Kesimpulannya, perbandingan DeepSnitch AI vs Shiba Inu mengungkapkan bahwa koin utilitas memiliki potensi lebih tinggi. Saat ini, DeepSnitch AI memiliki utilitas yang cukup yang dapat mendorong pertumbuhan besar hingga 300X ROI. Saat ini sedang dalam fase keempat presale-nya dan telah melampaui beberapa pencapaian.
DeepSnitch AI telah mengumpulkan lebih dari $1,22 juta dalam pendapatan, dan investor awalnya telah memperoleh lebih dari 129% return atas investasi mereka. Seiring meningkatnya spekulasi alat AI dan listing exchange, DeepSnitch AI menjadi salah satu proyek tahap awal paling menarik untuk diikuti, dengan potensi ROI 100X-300X.
Kunjungi situs web resmi untuk informasi lebih lanjut, dan bergabunglah dengan X dan Telegram untuk pembaruan komunitas.
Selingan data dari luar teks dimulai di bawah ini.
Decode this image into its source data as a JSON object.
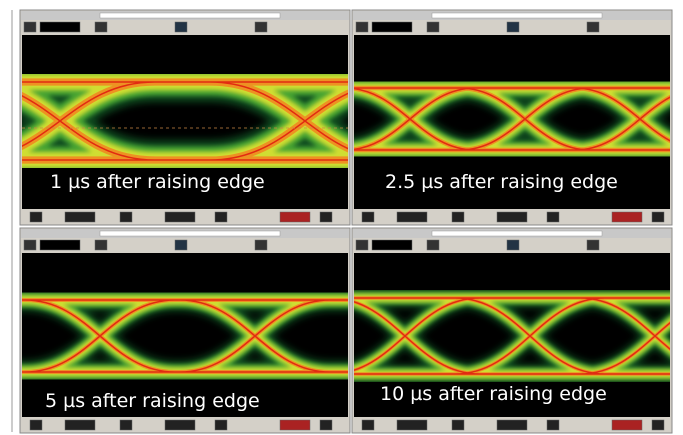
{
  "panels": [
    {
      "caption": "1 µs after raising edge"
    },
    {
      "caption": "2.5 µs after raising edge"
    },
    {
      "caption": "5 µs after raising edge"
    },
    {
      "caption": "10 µs after raising edge"
    }
  ]
}
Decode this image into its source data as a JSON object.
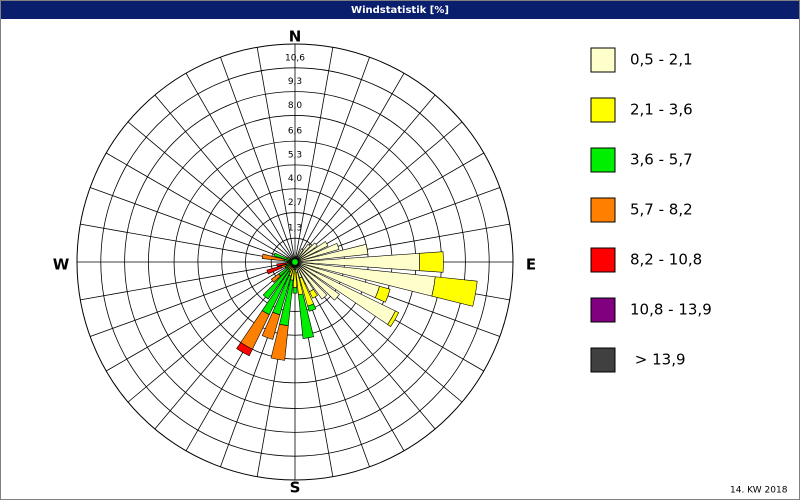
{
  "chart_data": {
    "type": "windrose",
    "title": "Windstatistik [%]",
    "footer": "14. KW 2018",
    "direction_labels": [
      "N",
      "E",
      "S",
      "W"
    ],
    "directions": [
      0,
      10,
      20,
      30,
      40,
      50,
      60,
      70,
      80,
      90,
      100,
      110,
      120,
      130,
      140,
      150,
      160,
      170,
      180,
      190,
      200,
      210,
      220,
      230,
      240,
      250,
      260,
      270,
      280,
      290,
      300,
      310,
      320,
      330,
      340,
      350
    ],
    "rlim": [
      0,
      11.9
    ],
    "rticks": [
      {
        "value": 1.3,
        "label": "1,3"
      },
      {
        "value": 2.7,
        "label": "2,7"
      },
      {
        "value": 4.0,
        "label": "4,0"
      },
      {
        "value": 5.3,
        "label": "5,3"
      },
      {
        "value": 6.6,
        "label": "6,6"
      },
      {
        "value": 8.0,
        "label": "8,0"
      },
      {
        "value": 9.3,
        "label": "9,3"
      },
      {
        "value": 10.6,
        "label": "10,6"
      }
    ],
    "series": [
      {
        "name": "0,5 - 2,1",
        "color": "#ffffcc",
        "values": [
          0.2,
          0.2,
          0.3,
          0.8,
          1.2,
          1.5,
          2.0,
          2.5,
          4.0,
          6.8,
          7.7,
          4.8,
          6.1,
          3.0,
          2.5,
          1.8,
          0.9,
          0.6,
          0.4,
          0.4,
          0.3,
          0.2,
          0.2,
          0.2,
          0.1,
          0.1,
          0.1,
          0.1,
          0.1,
          0.1,
          0.2,
          0.2,
          0.2,
          0.2,
          0.2,
          0.2
        ]
      },
      {
        "name": "2,1 - 3,6",
        "color": "#ffff00",
        "values": [
          0,
          0,
          0,
          0,
          0,
          0,
          0,
          0,
          0,
          1.3,
          2.3,
          0.6,
          0.2,
          0,
          0,
          0.4,
          1.6,
          1.2,
          1.0,
          0.6,
          0.5,
          0.4,
          0.3,
          0.3,
          0.2,
          0.1,
          0.1,
          0.1,
          0.2,
          0.2,
          0.3,
          0,
          0,
          0,
          0,
          0
        ]
      },
      {
        "name": "3,6 - 5,7",
        "color": "#00ee00",
        "values": [
          0,
          0,
          0,
          0,
          0,
          0,
          0,
          0,
          0,
          0,
          0,
          0,
          0,
          0,
          0,
          0,
          0.3,
          2.4,
          0.3,
          2.5,
          2.2,
          2.6,
          2.0,
          0.6,
          0.3,
          0.3,
          0.1,
          0.2,
          0.3,
          0.9,
          0,
          0,
          0,
          0,
          0,
          0
        ]
      },
      {
        "name": "5,7 - 8,2",
        "color": "#ff8000",
        "values": [
          0,
          0,
          0,
          0,
          0,
          0,
          0,
          0,
          0,
          0,
          0,
          0,
          0,
          0,
          0,
          0,
          0,
          0,
          0,
          1.9,
          1.4,
          2.1,
          0,
          0.5,
          0,
          0.3,
          0.2,
          0,
          1.2,
          0,
          0,
          0,
          0,
          0,
          0,
          0
        ]
      },
      {
        "name": "8,2 - 10,8",
        "color": "#ff0000",
        "values": [
          0,
          0,
          0,
          0,
          0,
          0,
          0,
          0,
          0,
          0,
          0,
          0,
          0,
          0,
          0,
          0,
          0,
          0,
          0,
          0,
          0,
          0.4,
          0,
          0,
          0,
          0.8,
          0.5,
          0,
          0,
          0,
          0,
          0,
          0,
          0,
          0,
          0
        ]
      },
      {
        "name": "10,8 - 13,9",
        "color": "#800080",
        "values": [
          0,
          0,
          0,
          0,
          0,
          0,
          0,
          0,
          0,
          0,
          0,
          0,
          0,
          0,
          0,
          0,
          0,
          0,
          0,
          0,
          0,
          0,
          0,
          0,
          0,
          0,
          0,
          0,
          0,
          0,
          0,
          0,
          0,
          0,
          0,
          0
        ]
      },
      {
        "name": " > 13,9",
        "color": "#404040",
        "values": [
          0,
          0,
          0,
          0,
          0,
          0,
          0,
          0,
          0,
          0,
          0,
          0,
          0,
          0,
          0,
          0,
          0,
          0,
          0,
          0,
          0,
          0,
          0,
          0,
          0,
          0,
          0,
          0,
          0,
          0,
          0,
          0,
          0,
          0,
          0,
          0
        ]
      }
    ]
  }
}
Ini adalah perdebatan klasik kripto AI vs koin meme. Dalam pertandingan DeepSnitch AI vs Shiba Inu, DSNT terlihat lebih kuat. Kekuatan ini berasal dari utilitas AI yang jelas dan kapitalisasi pasar yang lebih rendah, yang memberikan lebih banyak ruang untuk pertumbuhan harga.
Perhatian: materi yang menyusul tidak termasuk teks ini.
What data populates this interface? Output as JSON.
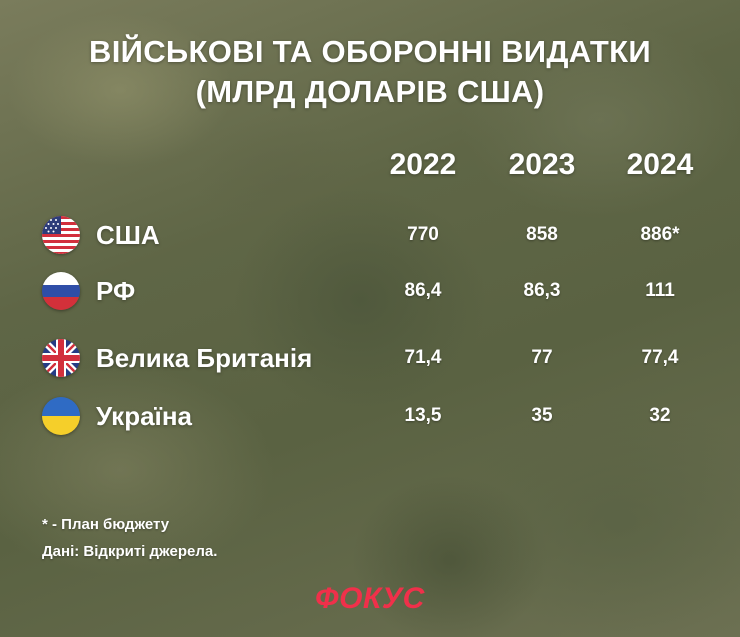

Perbandingan DeepSnitch AI vs Shiba Inu menunjukkan bahwa kemungkinan SHIB naik ke $1 rendah. Ini karena pasokan beredar Shiba Inu yang besar sebanyak 589 triliun SHIB. DeepSnitch AI, di sisi lain, memiliki kapitalisasi pasar yang rendah dan potensi kenaikan yang tinggi.
Sentimen saat ini di sekitar Shiba Inu adalah bearish. Upaya untuk memacu pertumbuhan dalam ekosistem Shiba Inu melalui pembakaran token tidak berdampak positif pada harga. Hasil DeepSnitch AI vs Shiba Inu ini membuat yang pertama menjadi kripto terbaik untuk dibeli hari ini.
Artikel ini tidak dimaksudkan sebagai nasihat keuangan. Hanya untuk tujuan edukasi.